As Paul will write later in this letter, God desires for us, gives to us, and nurtures in us three things: faith; hope; and love. These three fundamental dispositions or qualities are rich gifts bestowed upon us in the one truest and greatest gift – new life in Jesus. They are certainly good things. We should certainly rejoice in them. We should rejoice that, by God’s grace in Jesus, we now possess them.

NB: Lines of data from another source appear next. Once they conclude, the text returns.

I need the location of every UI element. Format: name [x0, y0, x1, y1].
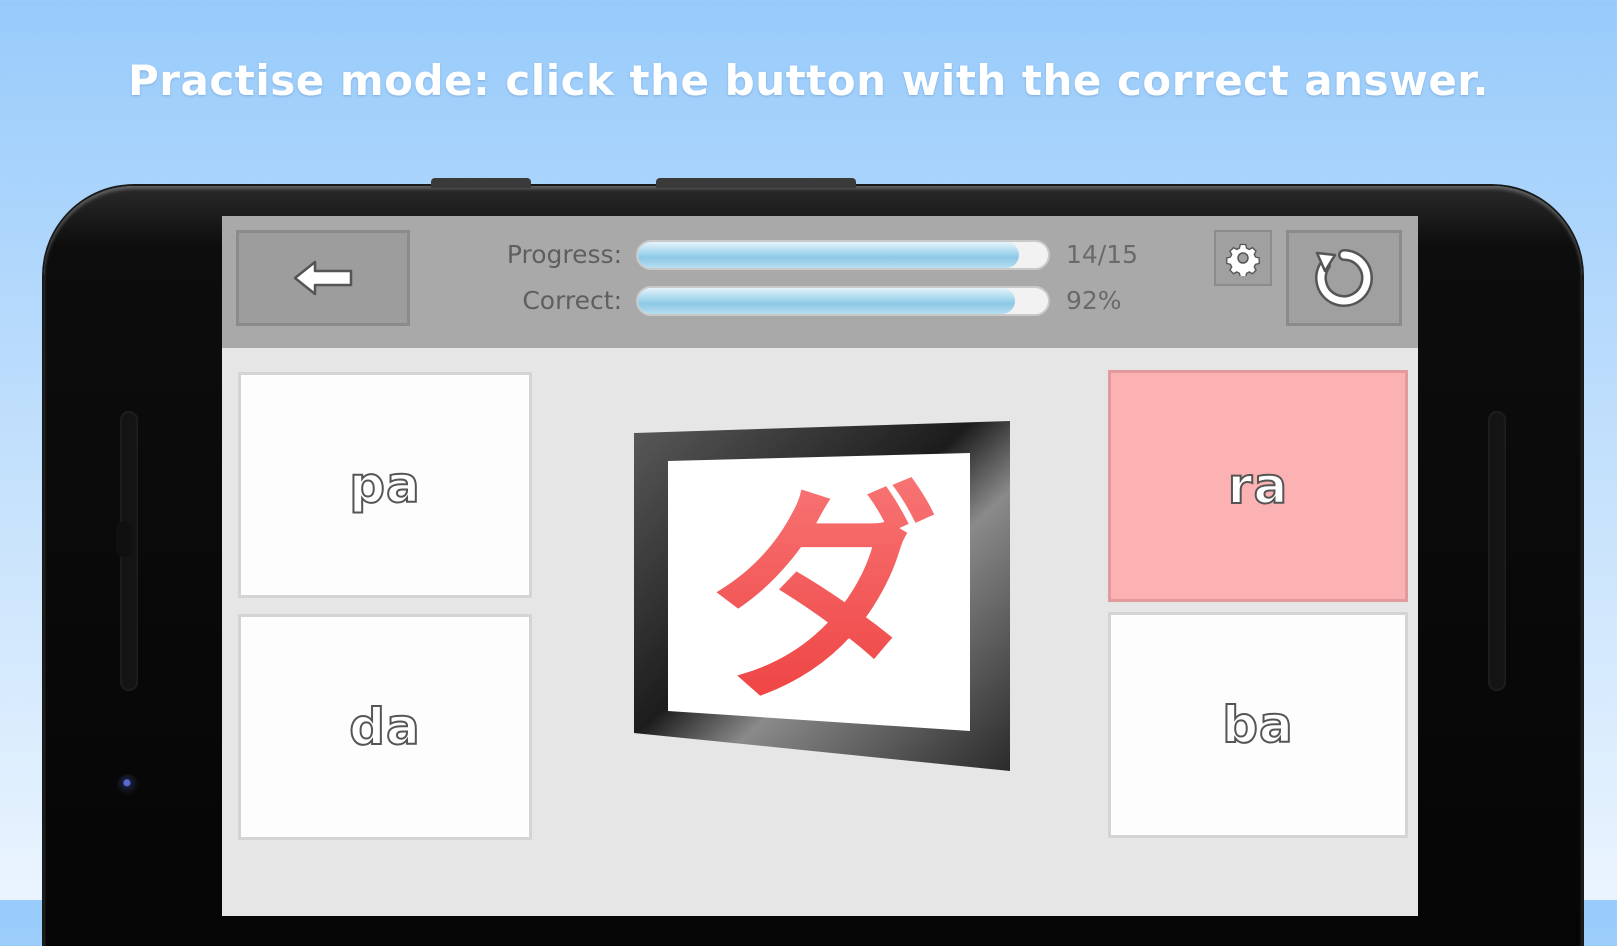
question-card: ダ: [634, 421, 1010, 771]
back-arrow-icon: [293, 260, 353, 296]
phone-sensor: [116, 521, 132, 557]
progress-value: 14/15: [1066, 240, 1139, 269]
correct-bar-fill: [638, 288, 1016, 314]
answer-button-bottom-left[interactable]: da: [238, 614, 532, 840]
answer-label: ra: [1227, 456, 1289, 516]
phone-volume-button: [656, 178, 856, 188]
correct-label: Correct:: [522, 286, 622, 315]
reset-icon: [1315, 249, 1373, 307]
progress-label: Progress:: [506, 240, 622, 269]
answer-button-top-left[interactable]: pa: [238, 372, 532, 598]
progress-bar-fill: [638, 242, 1020, 268]
reset-button[interactable]: [1286, 230, 1402, 326]
answer-label: pa: [348, 455, 421, 515]
settings-button[interactable]: [1214, 230, 1272, 286]
question-character: ダ: [709, 464, 939, 731]
answer-label: ba: [1221, 695, 1294, 755]
correct-value: 92%: [1066, 286, 1122, 315]
phone-side-button: [431, 178, 531, 188]
answer-button-top-right[interactable]: ra: [1108, 370, 1408, 602]
progress-bar: [636, 240, 1050, 270]
top-toolbar: Progress: 14/15 Correct: 92%: [222, 216, 1418, 348]
gear-icon: [1226, 243, 1260, 276]
back-button[interactable]: [236, 230, 410, 326]
correct-bar: [636, 286, 1050, 316]
answer-label: da: [348, 697, 421, 757]
speaker-grille-right: [1488, 411, 1506, 691]
instruction-headline: Practise mode: click the button with the…: [128, 56, 1489, 105]
answer-button-bottom-right[interactable]: ba: [1108, 612, 1408, 838]
app-screen: Progress: 14/15 Correct: 92% pa da ra ba…: [222, 216, 1418, 916]
front-camera: [117, 774, 139, 796]
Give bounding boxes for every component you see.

At the same time, our handling of God’s gifts can warp us toward a spiritual arrogance. We may come to think we are spiritually mature in ways or to a point that we have not really attained. This warp may manifest itself in a feeling that we have arrived. We do not feel the need to grow spiritually. After all, we have advanced in faith so much! Or, it might manifest itself in an arrogance toward others. We may feel we are so better spiritually and morally than non-believers, and perhaps even than other believers.
It appears that many in the church in Corinth, having experienced God’s gifts in plenty through the ministry of Paul and others, skewed toward spiritual arrogance. Paul’s severe irony, in verse 10 of this chapter in particular, exposed their posture of spiritual superiority. He wrote severely not to shame them but to turn their hearts back to true life in Christ. Toward this end, in the next chapters Paul squarely addressed serious spiritual and moral problems in the Corinthian Christian community. His aim, God willing, was to set the Corinthian church right again on the sure foundation of true life in Christ, summarized in chapter 13 in these three gifts: faith, hope, and love, with love being the greatest.

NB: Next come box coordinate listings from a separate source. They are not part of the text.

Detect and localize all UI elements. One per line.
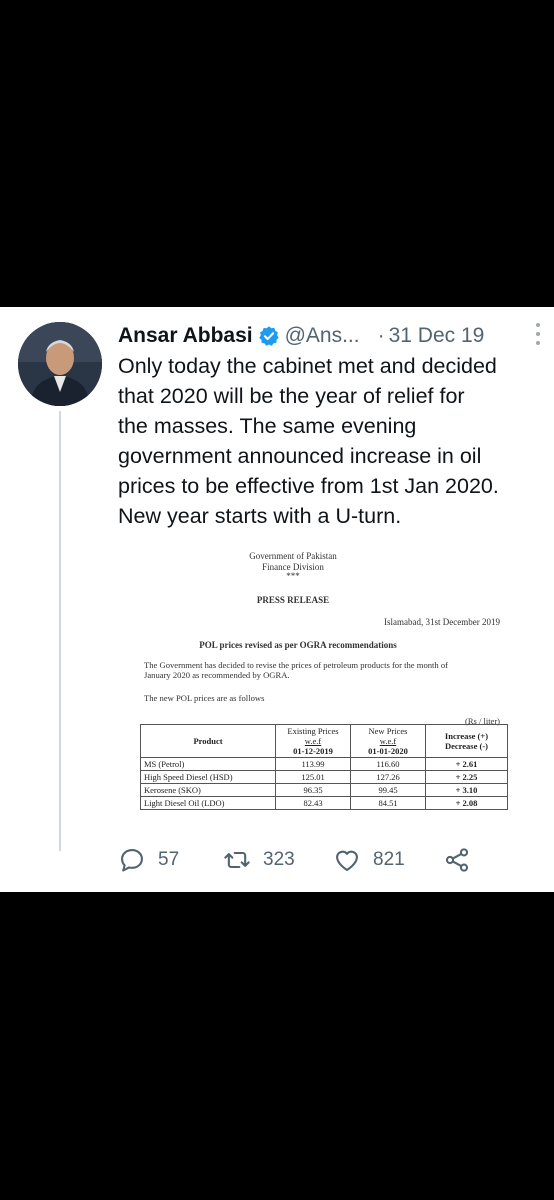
doc-place-date: Islamabad, 31st December 2019 xyxy=(384,617,500,627)
row-existing: 125.01 xyxy=(275,770,351,784)
row-change: + 3.10 xyxy=(425,783,508,797)
tweet-header: Ansar Abbasi @Ans... · 31 Dec 19 xyxy=(118,321,538,351)
reply-button[interactable]: 57 xyxy=(118,846,223,874)
row-product: MS (Petrol) xyxy=(140,757,276,771)
separator-dot: · xyxy=(377,324,385,347)
tweet-text-line: prices to be effective from 1st Jan 2020… xyxy=(118,474,499,498)
col-existing-date: 01-12-2019 xyxy=(293,746,333,756)
table-row: MS (Petrol) 113.99 116.60 + 2.61 xyxy=(140,757,508,771)
avatar[interactable] xyxy=(18,322,102,406)
like-count: 821 xyxy=(373,849,405,870)
row-change: + 2.08 xyxy=(425,796,508,810)
col-new-wef: w.e.f xyxy=(379,736,397,746)
doc-body-line1: The Government has decided to revise the… xyxy=(144,660,449,670)
tweet-card[interactable]: Ansar Abbasi @Ans... · 31 Dec 19 Only to… xyxy=(0,307,554,892)
table-row: Light Diesel Oil (LDO) 82.43 84.51 + 2.0… xyxy=(140,796,508,810)
share-icon xyxy=(445,848,469,872)
retweet-button[interactable]: 323 xyxy=(223,846,333,874)
share-button[interactable] xyxy=(443,846,471,874)
retweet-count: 323 xyxy=(263,849,295,870)
table-row: High Speed Diesel (HSD) 125.01 127.26 + … xyxy=(140,770,508,784)
row-existing: 82.43 xyxy=(275,796,351,810)
row-existing: 96.35 xyxy=(275,783,351,797)
row-new: 116.60 xyxy=(350,757,426,771)
row-product: Light Diesel Oil (LDO) xyxy=(140,796,276,810)
col-existing-label: Existing Prices xyxy=(287,726,339,736)
row-new: 99.45 xyxy=(350,783,426,797)
col-new-label: New Prices xyxy=(368,726,408,736)
like-button[interactable]: 821 xyxy=(333,846,443,874)
tweet-text-line: New year starts with a U-turn. xyxy=(118,504,402,528)
row-change: + 2.25 xyxy=(425,770,508,784)
col-existing: Existing Prices w.e.f 01-12-2019 xyxy=(275,724,351,758)
table-row: Kerosene (SKO) 96.35 99.45 + 3.10 xyxy=(140,783,508,797)
more-icon[interactable] xyxy=(536,323,540,345)
thread-line xyxy=(59,411,61,851)
reply-icon xyxy=(121,849,143,872)
row-product: High Speed Diesel (HSD) xyxy=(140,770,276,784)
row-new: 84.51 xyxy=(350,796,426,810)
tweet-text: Only today the cabinet met and decided t… xyxy=(118,351,543,531)
table-header-row: Product Existing Prices w.e.f 01-12-2019… xyxy=(140,724,508,758)
row-product: Kerosene (SKO) xyxy=(140,783,276,797)
col-change: Increase (+) Decrease (-) xyxy=(425,724,508,758)
retweet-icon xyxy=(224,851,250,869)
col-existing-wef: w.e.f xyxy=(304,736,322,746)
doc-intro: The new POL prices are as follows xyxy=(144,693,265,703)
tweet-text-line: the masses. The same evening xyxy=(118,414,417,438)
doc-body-line2: January 2020 as recommended by OGRA. xyxy=(144,670,290,680)
doc-stars: *** xyxy=(286,571,300,581)
col-increase: Increase (+) xyxy=(444,731,489,741)
author-handle[interactable]: @Ans... xyxy=(285,324,360,348)
col-product: Product xyxy=(140,724,276,758)
row-new: 127.26 xyxy=(350,770,426,784)
col-new-date: 01-01-2020 xyxy=(368,746,408,756)
press-release-image[interactable]: Government of Pakistan Finance Division … xyxy=(118,544,514,834)
tweet-actions: 57 323 821 xyxy=(118,844,538,876)
author-name[interactable]: Ansar Abbasi xyxy=(118,324,253,348)
doc-org-line1: Government of Pakistan xyxy=(249,551,337,561)
col-decrease: Decrease (-) xyxy=(444,741,489,751)
row-existing: 113.99 xyxy=(275,757,351,771)
price-table: Product Existing Prices w.e.f 01-12-2019… xyxy=(140,724,508,810)
reply-count: 57 xyxy=(158,849,180,870)
doc-subject: POL prices revised as per OGRA recommend… xyxy=(199,640,397,650)
tweet-text-line: Only today the cabinet met and decided xyxy=(118,354,497,378)
tweet-date[interactable]: 31 Dec 19 xyxy=(389,324,485,348)
doc-heading: PRESS RELEASE xyxy=(256,595,330,605)
tweet-text-line: government announced increase in oil xyxy=(118,444,482,468)
verified-badge-icon xyxy=(258,326,279,346)
heart-icon xyxy=(336,850,358,871)
col-new: New Prices w.e.f 01-01-2020 xyxy=(350,724,426,758)
row-change: + 2.61 xyxy=(425,757,508,771)
tweet-text-line: that 2020 will be the year of relief for xyxy=(118,384,465,408)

God desires, gives, and nurtures good things in and through us – wonderful works, glorious goods. The only proper posture or disposition in response is humility – humility saturated with love and gratitude, love and gratitude to God. Decades ago when I began to follow Jesus more intentionally and seriously, I sometimes imagined how spiritually advanced and mature I would be decades later. Now I am those decades later. Increasingly close to God temporally, I realize only more how far I yet have to go to close with God spiritually.